Alexander Hammer, Hagen Malberg, Martin Schmidt
TU Dresden


Atrial fibrillation (AF) is our society's most common cardiac arrhythmic disease, leading to increased morbidity and mortality. Since early detection of AF episodes allows timely interventions, predicting AF episodes during sinus rhythm based on electrocardiograms (ECGs) is highly important. It is known, that changes in selected ECG morphology features are a predictor for the onset of AF, but no systematic investigation of different ECG features' temporal changes has been performed so far.

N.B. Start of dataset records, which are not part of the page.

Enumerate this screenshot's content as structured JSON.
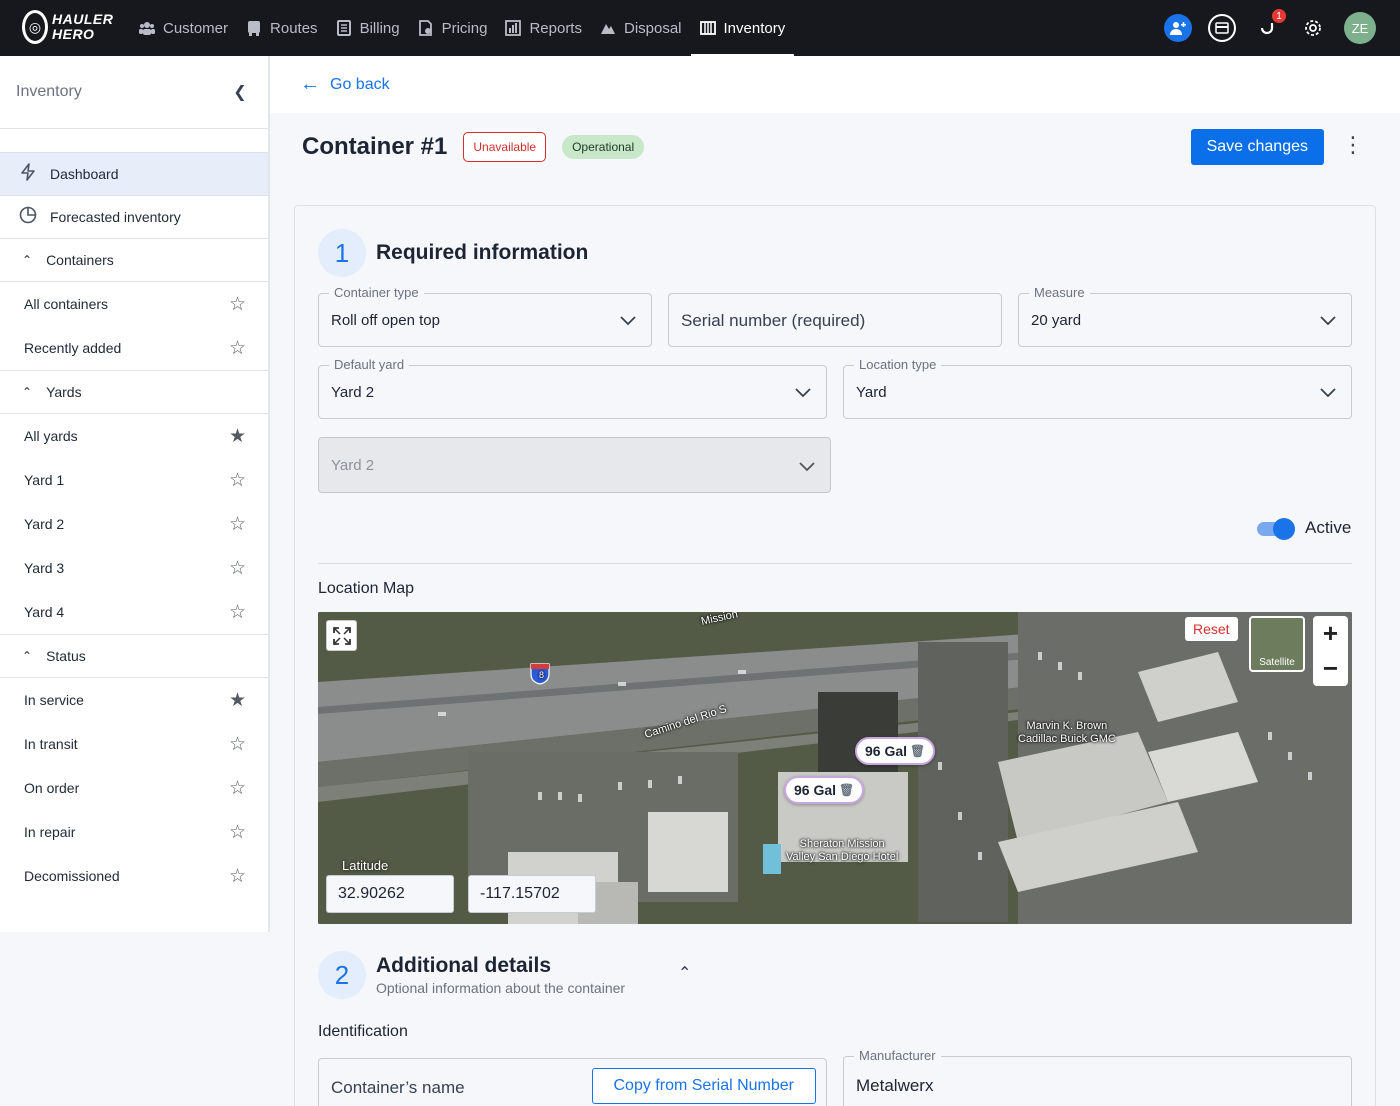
{
  "brand": {
    "logo_line1": "HAULER",
    "logo_line2": "HERO"
  },
  "nav": {
    "items": [
      {
        "label": "Customer",
        "icon": "users-icon"
      },
      {
        "label": "Routes",
        "icon": "truck-icon"
      },
      {
        "label": "Billing",
        "icon": "billing-icon"
      },
      {
        "label": "Pricing",
        "icon": "pricing-icon"
      },
      {
        "label": "Reports",
        "icon": "reports-icon"
      },
      {
        "label": "Disposal",
        "icon": "disposal-icon"
      },
      {
        "label": "Inventory",
        "icon": "inventory-icon",
        "active": true
      }
    ],
    "notification_count": "1",
    "avatar_initials": "ZE"
  },
  "sidebar": {
    "title": "Inventory",
    "top_items": [
      {
        "label": "Dashboard",
        "icon": "lightning-icon",
        "active": true
      },
      {
        "label": "Forecasted inventory",
        "icon": "pie-chart-icon"
      }
    ],
    "sections": [
      {
        "label": "Containers",
        "items": [
          {
            "label": "All containers",
            "starred": false
          },
          {
            "label": "Recently added",
            "starred": false
          }
        ]
      },
      {
        "label": "Yards",
        "items": [
          {
            "label": "All yards",
            "starred": true
          },
          {
            "label": "Yard 1",
            "starred": false
          },
          {
            "label": "Yard 2",
            "starred": false
          },
          {
            "label": "Yard 3",
            "starred": false
          },
          {
            "label": "Yard 4",
            "starred": false
          }
        ]
      },
      {
        "label": "Status",
        "items": [
          {
            "label": "In service",
            "starred": true
          },
          {
            "label": "In transit",
            "starred": false
          },
          {
            "label": "On order",
            "starred": false
          },
          {
            "label": "In repair",
            "starred": false
          },
          {
            "label": "Decomissioned",
            "starred": false
          }
        ]
      }
    ]
  },
  "page": {
    "go_back": "Go back",
    "title": "Container #1",
    "status_tag": "Unavailable",
    "condition_tag": "Operational",
    "save_label": "Save changes"
  },
  "required": {
    "number": "1",
    "title": "Required information",
    "container_type": {
      "label": "Container type",
      "value": "Roll off open top"
    },
    "serial_number": {
      "placeholder": "Serial number (required)"
    },
    "measure": {
      "label": "Measure",
      "value": "20 yard"
    },
    "default_yard": {
      "label": "Default yard",
      "value": "Yard 2"
    },
    "location_type": {
      "label": "Location type",
      "value": "Yard"
    },
    "location": {
      "value": "Yard 2"
    },
    "active": {
      "label": "Active",
      "on": true
    }
  },
  "map": {
    "title": "Location Map",
    "reset_label": "Reset",
    "layer_label": "Satellite",
    "markers": [
      {
        "label": "96 Gal"
      },
      {
        "label": "96 Gal"
      }
    ],
    "labels": {
      "road1": "Mission",
      "road2": "Camino del Rio S",
      "poi1": "Marvin K. Brown\nCadillac Buick GMC",
      "poi2": "Sheraton Mission\nValley San Diego Hotel",
      "highway": "8"
    },
    "latitude_label": "Latitude",
    "latitude": "32.90262",
    "longitude": "-117.15702"
  },
  "additional": {
    "number": "2",
    "title": "Additional details",
    "subtitle": "Optional information about the container",
    "identification": "Identification",
    "container_name": {
      "placeholder": "Container’s name"
    },
    "copy_label": "Copy from Serial Number",
    "manufacturer": {
      "label": "Manufacturer",
      "value": "Metalwerx"
    }
  }
}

We split the sinus rhythm episodes 60 minutes before AF from the MIT-BIH AF database into segments of 5 minutes with 50% overlap (n = 644) and calculated 155 features per segment, including signal quality indices, (variability) features, beat characteristics, and beat-to-beat changes. Logistic regression analyses between the segments preceding AF and others revealed the most significant effects for segments ending 5 minutes before AF onset. PQ interval slope (p < 0.01), PQ interval correlation (p < 0.05), and median RR time (p < 0.05) were indicated the most relevant among the 21 features, showing significant effects. Other segments showed significant effects but less frequently. Using a decision tree ensemble, trained with all features, we achieved an accuracy of 0.87 when distinguishing 8 segment clusters.

Our results confirm expected changes in ECG features (e.g., PQ interval) before AF episodes, indicating impaired atrial excitation, and show that the combination of interpretable features is sufficient to discriminate at different points in time before AF onset. For advanced analyses, extensive databases should be included.